In cases when palmo-plantar psoriasis could hardly be differentiated clinically from chronic eczema even systemic corticosteroids are used, which is harmful for the course of psoriasis with severe exacerbations and complications of the disease after withdrawal of these drugs - erythrodermia and generalized pustulosis could develop. Therefore a therapeutic modality is needed which

should be effective in the disease management on one hand, and to be a steroid-free one on the other hand, thus avoiding steroid tachyphylaxis, the "rebound effect" of their use, and the development of their potential long-term side effects.

Phototherapy is a conventional steroid-free therapeutic option for palmo-plantar psoriasis. In cases of psoriasis localized on the palms and soles the topical PUVA is commonly used. This therapy includes photosensibilisation of the treated areas with 0,30% solution of meladinin (5-methoxypsoralen) and localized UV-A radiation by specific equipment for that purpose. The UV-A radiation is conducted one hour after the application of the photo sensitizer.
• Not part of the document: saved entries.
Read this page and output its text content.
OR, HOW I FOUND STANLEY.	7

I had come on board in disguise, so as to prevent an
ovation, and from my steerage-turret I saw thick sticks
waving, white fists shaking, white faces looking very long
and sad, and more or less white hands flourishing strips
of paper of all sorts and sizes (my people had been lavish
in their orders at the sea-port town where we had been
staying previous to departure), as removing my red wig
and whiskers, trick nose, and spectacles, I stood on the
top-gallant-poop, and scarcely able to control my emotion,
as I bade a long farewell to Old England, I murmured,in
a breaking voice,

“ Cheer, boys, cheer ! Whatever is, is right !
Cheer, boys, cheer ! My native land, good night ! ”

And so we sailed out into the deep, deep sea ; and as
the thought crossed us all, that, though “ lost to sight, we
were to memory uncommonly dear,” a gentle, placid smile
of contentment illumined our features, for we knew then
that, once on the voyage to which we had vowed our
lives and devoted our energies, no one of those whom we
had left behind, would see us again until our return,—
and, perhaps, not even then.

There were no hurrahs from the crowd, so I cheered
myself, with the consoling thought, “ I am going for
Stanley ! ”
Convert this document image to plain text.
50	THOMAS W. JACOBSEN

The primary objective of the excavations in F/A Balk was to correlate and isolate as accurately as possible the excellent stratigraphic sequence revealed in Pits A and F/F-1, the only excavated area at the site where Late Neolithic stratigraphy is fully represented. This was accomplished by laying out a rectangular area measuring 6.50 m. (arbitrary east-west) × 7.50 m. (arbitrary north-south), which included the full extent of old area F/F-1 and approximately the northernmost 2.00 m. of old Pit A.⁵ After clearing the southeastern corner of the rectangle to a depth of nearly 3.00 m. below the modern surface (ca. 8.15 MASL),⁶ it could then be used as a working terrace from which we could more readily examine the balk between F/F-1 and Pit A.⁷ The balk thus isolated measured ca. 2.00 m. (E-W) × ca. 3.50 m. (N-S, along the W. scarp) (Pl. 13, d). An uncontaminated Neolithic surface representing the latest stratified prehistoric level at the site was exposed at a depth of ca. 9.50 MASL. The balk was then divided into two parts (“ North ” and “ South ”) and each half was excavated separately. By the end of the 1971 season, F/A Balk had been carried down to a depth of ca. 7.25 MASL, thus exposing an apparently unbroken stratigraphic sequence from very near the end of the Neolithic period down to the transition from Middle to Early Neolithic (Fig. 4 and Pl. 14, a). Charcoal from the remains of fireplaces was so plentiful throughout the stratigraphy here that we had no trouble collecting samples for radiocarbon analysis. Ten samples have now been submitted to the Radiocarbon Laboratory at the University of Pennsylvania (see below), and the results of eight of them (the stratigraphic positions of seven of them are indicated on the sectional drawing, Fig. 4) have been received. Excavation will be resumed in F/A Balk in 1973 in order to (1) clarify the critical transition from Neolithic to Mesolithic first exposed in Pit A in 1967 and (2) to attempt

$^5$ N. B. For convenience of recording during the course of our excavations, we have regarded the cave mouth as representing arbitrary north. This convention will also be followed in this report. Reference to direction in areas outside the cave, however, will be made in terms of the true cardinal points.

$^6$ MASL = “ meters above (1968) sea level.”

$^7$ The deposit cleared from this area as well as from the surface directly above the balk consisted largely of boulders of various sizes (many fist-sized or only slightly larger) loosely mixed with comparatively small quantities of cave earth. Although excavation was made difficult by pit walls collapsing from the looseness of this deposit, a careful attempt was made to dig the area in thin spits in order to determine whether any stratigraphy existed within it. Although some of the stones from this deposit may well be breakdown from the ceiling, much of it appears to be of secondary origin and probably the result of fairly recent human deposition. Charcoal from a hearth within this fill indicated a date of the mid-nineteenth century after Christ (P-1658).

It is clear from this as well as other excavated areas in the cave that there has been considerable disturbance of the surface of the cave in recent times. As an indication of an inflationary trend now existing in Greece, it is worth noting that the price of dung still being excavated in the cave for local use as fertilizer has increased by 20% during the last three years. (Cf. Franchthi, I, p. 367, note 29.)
In Bulgaria the topical formulation of the photo sensitizers used for PUVA are not registered and the patients could not benefit from this therapeutic modality. This problem together with the data from the literature concerning the combination of phototherapy with topical agents for psoriasis made us turn to other therapeutic modalities for treatment of palmo-plantar psoriasis. Thus the idea of combining calcipotriol with UV-A emerged.

Data from the literature show that adding calcipotriol ointment to topical PUVA markedly improves the therapeutic response to phototherapy and the number of "responders" increases . Also such a combination allows decrease of the cumulative dose of phototherapy and the number of procedures of UV-A radiation (Scott LJ, et al. Am J Clin Dermatol 2001).

In the same time topical corticosteroids in combination with PUVA lead to decrease the dose of UV radiation, but not the number of sessions needed to achieve remissions. Exacerbations after such   therapy   are    common     ( Speight EL, et al. Br.J Dermatol 1994 ).

There are no data in the literature reporting such a modality combining calcipotriol and UV-A radiation without psoralen. Thus the presented study is unique. The obtained results show that there is no statistically significant difference between the two treatment groups in regard to the therapeutic effect.

This warrants us to conclude that combination of topical calcipotriol and local UVA radiation is an optional corticosteroid-free therapeutic modality for palmo-plantar psoriasis and it has a comparable effectiveness with PUVA.